NEP: 30000 reports and going

November 24, 2010

NEP (New Economics Papers) is an important element in the collection of services that use RePEc data. It disseminates through email and RSS weekly reports about new working papers in 85 different fields, each compiled by volunteer editors. This project has recently surpassed 30000 reports sent since 1998 to currently over email 60000 subscriptions from close to 30000 unique email addresses, announcing over 150000 papers on average to two field reports.

The quantity of information digested by this project has grown considerably over the years. Currently about 500 new papers a week are analyzed, a number too large for editors to manage. Thus several years ago an expert system has been put in place that learns on the choices of the editors and offers them every week the complete list of papers for selection, but placing the most likely choices first. It is remarkable how well this works, thereby saving our volunteers considerable time.

Volunteers are still welcome, for example to help with the general management of the project, help with existing reports or open new reports in fields not yet covered. Interested people should contact Marco Novarese.


NEP: Dissemination of new research through email and RSS

September 26, 2010

NEP (New Economics Papers) is a free, email-based service that disseminates weekly new working papers appearing in RePEc, currently 300-500 a week. It has 85 different, field-specific mailing lists, each managed by a volunteer editor who determines which papers are relevant for his/her field, with the help of an expert system.

So far, 150,000 papers have disseminated in about 30,000 reports, each paper being on average presented in two different reports. The subscriber base is close to 30,000 people, with over 60,000 subscriptions. NEP also offers RSS feeds, as well as some blogs discussing research (see sidebar). Of course, as everything in RePEc, everything is free and supported by volunteers.

We encourage you to use these services, and also to volunteer to help with running NEP, for example, if your field is not yet covered. NEP is currently headed by Marco Novarese and hosted by SUNY Oswego. Thomas Krichel and William Goffe offer technical support.

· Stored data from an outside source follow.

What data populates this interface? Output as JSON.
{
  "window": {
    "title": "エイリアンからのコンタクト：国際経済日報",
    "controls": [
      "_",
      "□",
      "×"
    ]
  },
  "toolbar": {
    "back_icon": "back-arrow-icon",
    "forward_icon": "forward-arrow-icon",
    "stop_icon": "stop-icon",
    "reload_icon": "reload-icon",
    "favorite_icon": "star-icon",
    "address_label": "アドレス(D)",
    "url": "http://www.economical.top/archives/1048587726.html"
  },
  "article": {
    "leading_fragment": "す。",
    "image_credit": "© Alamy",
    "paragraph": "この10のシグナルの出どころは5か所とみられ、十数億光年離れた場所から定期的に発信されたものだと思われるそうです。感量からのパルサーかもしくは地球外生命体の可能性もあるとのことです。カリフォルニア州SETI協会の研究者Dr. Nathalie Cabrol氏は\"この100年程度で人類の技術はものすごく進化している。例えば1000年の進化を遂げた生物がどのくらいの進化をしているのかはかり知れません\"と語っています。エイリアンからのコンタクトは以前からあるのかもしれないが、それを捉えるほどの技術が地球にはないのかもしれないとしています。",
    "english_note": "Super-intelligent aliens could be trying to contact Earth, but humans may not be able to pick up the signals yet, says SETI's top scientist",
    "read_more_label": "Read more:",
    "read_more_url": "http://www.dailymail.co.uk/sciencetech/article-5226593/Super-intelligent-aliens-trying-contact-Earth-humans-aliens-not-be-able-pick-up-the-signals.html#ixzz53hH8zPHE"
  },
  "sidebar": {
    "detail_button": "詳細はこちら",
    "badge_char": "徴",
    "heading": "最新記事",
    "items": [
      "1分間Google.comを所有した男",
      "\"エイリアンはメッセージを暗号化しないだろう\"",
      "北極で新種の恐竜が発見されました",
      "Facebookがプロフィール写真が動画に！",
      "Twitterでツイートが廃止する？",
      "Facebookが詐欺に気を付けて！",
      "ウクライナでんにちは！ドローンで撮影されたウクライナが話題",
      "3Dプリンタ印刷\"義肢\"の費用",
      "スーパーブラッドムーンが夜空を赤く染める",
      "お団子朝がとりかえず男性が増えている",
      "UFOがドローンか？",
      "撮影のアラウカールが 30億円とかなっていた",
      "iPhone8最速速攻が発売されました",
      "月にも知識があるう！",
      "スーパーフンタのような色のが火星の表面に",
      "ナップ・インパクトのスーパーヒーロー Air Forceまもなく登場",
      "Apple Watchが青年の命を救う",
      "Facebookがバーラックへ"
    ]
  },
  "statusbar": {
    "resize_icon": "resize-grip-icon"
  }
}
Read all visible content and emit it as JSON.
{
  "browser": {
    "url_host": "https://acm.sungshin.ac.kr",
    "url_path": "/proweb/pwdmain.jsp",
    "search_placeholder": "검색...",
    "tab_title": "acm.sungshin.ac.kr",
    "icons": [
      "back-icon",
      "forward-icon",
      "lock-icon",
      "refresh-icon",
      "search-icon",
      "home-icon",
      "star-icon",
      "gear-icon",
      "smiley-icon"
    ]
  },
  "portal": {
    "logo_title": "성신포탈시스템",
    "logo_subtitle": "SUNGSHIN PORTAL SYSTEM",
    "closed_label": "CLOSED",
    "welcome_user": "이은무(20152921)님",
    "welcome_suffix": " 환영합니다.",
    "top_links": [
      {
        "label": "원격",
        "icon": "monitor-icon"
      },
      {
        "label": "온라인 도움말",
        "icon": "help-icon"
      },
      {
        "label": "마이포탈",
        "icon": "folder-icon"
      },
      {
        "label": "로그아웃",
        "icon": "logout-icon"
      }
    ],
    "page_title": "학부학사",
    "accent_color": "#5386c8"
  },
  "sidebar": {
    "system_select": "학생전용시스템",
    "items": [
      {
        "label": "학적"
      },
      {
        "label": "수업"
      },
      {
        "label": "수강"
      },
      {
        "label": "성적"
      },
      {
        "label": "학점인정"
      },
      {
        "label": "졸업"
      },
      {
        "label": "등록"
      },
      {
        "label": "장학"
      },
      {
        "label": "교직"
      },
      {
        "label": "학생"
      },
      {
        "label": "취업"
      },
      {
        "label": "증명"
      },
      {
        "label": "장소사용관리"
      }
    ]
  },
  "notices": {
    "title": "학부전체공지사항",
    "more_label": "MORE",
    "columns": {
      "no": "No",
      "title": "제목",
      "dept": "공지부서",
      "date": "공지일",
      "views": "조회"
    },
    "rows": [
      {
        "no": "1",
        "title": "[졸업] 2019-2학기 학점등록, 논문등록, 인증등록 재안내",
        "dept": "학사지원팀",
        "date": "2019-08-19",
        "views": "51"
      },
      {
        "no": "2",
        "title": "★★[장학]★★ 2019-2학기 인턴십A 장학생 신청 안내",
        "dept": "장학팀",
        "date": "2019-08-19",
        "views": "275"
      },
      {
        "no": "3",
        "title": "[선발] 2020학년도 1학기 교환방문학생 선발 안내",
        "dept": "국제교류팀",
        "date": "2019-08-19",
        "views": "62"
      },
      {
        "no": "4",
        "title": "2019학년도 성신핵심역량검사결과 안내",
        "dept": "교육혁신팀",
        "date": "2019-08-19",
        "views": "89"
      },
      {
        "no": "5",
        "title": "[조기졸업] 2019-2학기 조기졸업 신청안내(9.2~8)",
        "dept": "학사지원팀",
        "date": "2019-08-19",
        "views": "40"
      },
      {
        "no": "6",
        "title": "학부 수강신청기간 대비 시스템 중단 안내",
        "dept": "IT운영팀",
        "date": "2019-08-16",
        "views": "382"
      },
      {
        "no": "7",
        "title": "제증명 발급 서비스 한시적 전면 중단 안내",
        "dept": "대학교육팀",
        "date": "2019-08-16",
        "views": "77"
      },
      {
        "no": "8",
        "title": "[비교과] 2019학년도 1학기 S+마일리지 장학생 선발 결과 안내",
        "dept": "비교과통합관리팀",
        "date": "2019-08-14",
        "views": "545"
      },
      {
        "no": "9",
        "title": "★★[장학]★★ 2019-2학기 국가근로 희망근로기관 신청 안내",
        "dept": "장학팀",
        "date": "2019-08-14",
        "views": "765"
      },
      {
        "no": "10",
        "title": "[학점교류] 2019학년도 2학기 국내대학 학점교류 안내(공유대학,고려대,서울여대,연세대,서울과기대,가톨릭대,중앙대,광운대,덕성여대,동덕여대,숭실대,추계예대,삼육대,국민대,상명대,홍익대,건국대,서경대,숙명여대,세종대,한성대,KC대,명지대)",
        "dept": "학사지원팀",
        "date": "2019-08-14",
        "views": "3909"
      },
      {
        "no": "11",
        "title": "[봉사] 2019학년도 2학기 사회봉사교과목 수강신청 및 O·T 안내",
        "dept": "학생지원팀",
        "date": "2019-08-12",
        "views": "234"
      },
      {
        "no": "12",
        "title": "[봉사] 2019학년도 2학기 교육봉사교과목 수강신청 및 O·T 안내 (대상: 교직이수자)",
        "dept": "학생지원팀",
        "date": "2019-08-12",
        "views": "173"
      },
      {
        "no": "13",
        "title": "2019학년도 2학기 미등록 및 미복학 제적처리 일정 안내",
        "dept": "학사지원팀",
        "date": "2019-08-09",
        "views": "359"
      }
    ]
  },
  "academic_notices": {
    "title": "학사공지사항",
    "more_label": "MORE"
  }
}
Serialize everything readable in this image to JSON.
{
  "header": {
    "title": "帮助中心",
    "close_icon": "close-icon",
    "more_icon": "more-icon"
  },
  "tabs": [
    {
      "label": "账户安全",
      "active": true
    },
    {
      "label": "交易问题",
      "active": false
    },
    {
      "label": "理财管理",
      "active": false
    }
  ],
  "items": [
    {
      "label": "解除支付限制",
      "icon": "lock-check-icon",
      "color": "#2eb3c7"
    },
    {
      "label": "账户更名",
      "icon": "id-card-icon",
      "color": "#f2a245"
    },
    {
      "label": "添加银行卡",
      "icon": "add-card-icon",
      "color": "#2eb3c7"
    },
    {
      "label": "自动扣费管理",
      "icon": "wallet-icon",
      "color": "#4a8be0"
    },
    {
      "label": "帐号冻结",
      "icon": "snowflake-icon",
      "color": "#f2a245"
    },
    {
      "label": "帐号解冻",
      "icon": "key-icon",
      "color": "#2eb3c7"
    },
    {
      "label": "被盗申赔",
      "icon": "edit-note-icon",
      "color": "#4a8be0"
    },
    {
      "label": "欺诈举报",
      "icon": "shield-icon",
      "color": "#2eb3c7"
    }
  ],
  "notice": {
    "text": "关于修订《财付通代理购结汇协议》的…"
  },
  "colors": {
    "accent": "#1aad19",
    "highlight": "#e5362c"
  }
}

A few new features on RePEc services

August 30, 2010

RePEc services display the data collected through RePEc to end-users, be it through the web or email. These services constantly improve with new features. We recently reported about some that users may have overlooked. Here are some new ones:

  • On Econpapers, abstract pages now include a “share” button, which allows to easily share or save the page with hundreds or other services.
  • There are now RSS feeds for new citations, for specific articles, papers, series and journals. EconPapers and IDEAS provide links on their pages to the feeds. There are no feeds for authors, as they have been receiving this information for years through email (if registered).
  • A big part of RePEc is driven by user submissions, and here is a nice example. A script that allows to parse NEP reports, downloads the pdf files and put references in a BibTeX file.
  • Another user contribution, not new but I forgot it last time: RePEcfb, a Facebook application that allows to displays your latest works in your profile.


Improved usage statistics for RePEc

August 6, 2010

Usage statistics for RePEc services are collected by LogEc. Producing meaningful statistics for accesses to web servers is a difficult task, especially so since we are merging data from several different sites. Rather than just counting the number of times a page or file is accessed (by a human or a piece of software indexing the web) the goal is to get as close as possible to a measure of the number of people showing an interest in a paper by reading the abstract page or downloading the full text file.

We have always been applying very strict criteria for what should be counted as a download or abstract view but over time it has become clear that the simple filtering for robots and removal of double clicks is not enough. Many new practices has developed on the web, some for a good purpose, some for a more questionable purpose. There are spam-bots, referer spamming (a stupid idea if there ever was one), anti-malware software that checks links on a webpage and warn users about dangerous links and much, much more that should not be counted. And, yes, there appears to be the occasional attempt to manipulate the statistics.

Starting from July 2010 we apply an additional set of heuristics to filter out these accesses. In conjunction with this we have also recalculated the statistics going back to January 2008. The overall effect is relatively small but there are substantial reductions in the number of accesses for a small number of papers.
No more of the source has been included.